Oui. Mais même à 34 kilos je me trouais trop gros. Ce n'était pas une question de poids, j'étais trop gros dans ma tête.

Savez-vous ce qui s'est passé?
Mes parents se séparaient et j'étais au milieu. Ils m'ont toujours considéré comme un adulte. De 9 à 13 ans, chacun me confiait ses problèmes avec l'autre; C'était inconscient, mais je crois que la maladie était un moyen de dire "j'existe!" 
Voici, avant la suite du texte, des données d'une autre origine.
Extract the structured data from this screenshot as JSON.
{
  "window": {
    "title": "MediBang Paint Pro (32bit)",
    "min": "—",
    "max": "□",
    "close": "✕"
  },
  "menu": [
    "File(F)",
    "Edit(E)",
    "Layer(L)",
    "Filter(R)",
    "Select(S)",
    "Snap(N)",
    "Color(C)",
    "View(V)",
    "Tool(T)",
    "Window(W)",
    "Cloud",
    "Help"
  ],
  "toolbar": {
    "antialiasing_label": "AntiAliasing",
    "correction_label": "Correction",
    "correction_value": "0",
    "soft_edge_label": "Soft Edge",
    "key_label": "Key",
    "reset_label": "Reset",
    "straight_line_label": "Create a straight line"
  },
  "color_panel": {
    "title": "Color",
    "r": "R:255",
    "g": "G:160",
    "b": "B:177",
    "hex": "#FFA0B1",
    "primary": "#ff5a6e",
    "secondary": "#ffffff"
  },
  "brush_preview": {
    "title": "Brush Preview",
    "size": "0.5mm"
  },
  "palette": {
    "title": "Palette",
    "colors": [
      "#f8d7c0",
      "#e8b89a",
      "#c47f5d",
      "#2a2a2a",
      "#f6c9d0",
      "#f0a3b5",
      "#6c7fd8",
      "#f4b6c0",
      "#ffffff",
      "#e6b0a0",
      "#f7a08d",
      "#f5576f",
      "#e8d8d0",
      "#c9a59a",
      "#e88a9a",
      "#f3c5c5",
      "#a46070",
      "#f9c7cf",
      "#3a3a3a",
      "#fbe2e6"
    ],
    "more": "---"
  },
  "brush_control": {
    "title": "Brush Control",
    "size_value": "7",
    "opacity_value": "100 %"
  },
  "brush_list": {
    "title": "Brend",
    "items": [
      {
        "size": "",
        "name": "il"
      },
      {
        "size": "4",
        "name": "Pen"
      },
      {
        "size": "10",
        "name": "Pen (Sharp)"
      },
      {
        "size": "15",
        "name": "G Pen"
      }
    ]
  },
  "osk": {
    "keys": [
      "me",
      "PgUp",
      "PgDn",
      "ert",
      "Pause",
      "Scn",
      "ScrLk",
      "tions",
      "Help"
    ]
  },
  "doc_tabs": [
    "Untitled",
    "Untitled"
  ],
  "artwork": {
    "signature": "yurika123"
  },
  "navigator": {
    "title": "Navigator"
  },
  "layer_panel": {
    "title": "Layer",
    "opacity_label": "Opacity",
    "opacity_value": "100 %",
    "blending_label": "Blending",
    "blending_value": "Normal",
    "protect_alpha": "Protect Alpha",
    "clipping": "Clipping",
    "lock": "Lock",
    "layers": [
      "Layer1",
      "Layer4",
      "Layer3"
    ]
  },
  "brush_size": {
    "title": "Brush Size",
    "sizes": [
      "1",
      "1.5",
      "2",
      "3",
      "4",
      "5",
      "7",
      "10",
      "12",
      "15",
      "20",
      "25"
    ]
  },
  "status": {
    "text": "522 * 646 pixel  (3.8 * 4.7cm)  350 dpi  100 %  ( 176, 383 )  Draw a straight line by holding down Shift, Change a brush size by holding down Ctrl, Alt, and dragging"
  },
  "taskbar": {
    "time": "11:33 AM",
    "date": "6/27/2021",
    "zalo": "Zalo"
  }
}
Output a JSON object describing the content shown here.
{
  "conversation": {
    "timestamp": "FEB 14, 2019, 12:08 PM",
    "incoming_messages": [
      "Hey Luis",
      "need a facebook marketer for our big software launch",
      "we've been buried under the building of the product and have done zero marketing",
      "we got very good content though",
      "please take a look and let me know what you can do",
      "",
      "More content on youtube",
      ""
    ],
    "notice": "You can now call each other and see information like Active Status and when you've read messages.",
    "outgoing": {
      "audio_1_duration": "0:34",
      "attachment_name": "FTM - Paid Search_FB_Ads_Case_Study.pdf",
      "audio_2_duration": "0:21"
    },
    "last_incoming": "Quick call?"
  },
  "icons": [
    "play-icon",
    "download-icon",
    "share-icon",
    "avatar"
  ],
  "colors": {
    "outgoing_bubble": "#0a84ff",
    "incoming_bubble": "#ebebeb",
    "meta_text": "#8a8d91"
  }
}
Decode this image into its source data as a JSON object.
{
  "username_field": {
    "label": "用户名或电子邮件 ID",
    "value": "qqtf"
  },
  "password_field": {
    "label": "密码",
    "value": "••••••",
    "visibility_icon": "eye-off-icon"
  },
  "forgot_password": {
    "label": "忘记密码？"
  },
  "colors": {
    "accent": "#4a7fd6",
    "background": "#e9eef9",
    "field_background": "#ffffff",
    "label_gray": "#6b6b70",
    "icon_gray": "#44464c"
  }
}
Comment vous en êtes vous sorti? 
A 15 ans, un médecin m'a dit "tu vas mourir"; J'ai passé des mois à l'hôpital, sans courrier, sans télé, sans visite... Ça motive pour guérir! A ma sortie, tout a changé. Les parents s'entendaient mieux. J'ai lâché mon BEP pâtisserie, où j'étais cerné par la bouffe, pour le lycée général. J'ai eu de nouveaux amis, et mes parents m'ont payé une carte de cantine, pour que je en mange plus seul.

Aujourd'hui c'est fini?
Je me méfie de moi. Dès que mon moral flanche, j'ai tendance à ne plus manger. Quand je suis seul aussi. Alors je m'entoure pendant les repas. Je n'ai plus de balance, pour ne pas replonger. Je me pèse une fois par semaine, chez mes parents, avec l'objectif de ne pas prendre, et de ne pas perdre.

Ca vous gène que l'on parle si peu de l'anorexie des garçons?
Je ne comprends pas que l'on en parle pas. Mes parents ont très mal vécu mon anorexie, surtout mon père. Pour lui, c'était une maladie de filles. Ou d'homos. Un jour, j'ai osé en parler à ma copine. Elle ne m'a pas cru. Pour elle aussi, cela n'arrivait qu'aux filles. Il a fallu que ma mère lui montre des photos pour qu'elle me croie. C'était blaissant. J'avais banni le sujet, car c'était honteux, surtout pour un mec. Aujourd'hui j'en parle pour moi, et pour les autres.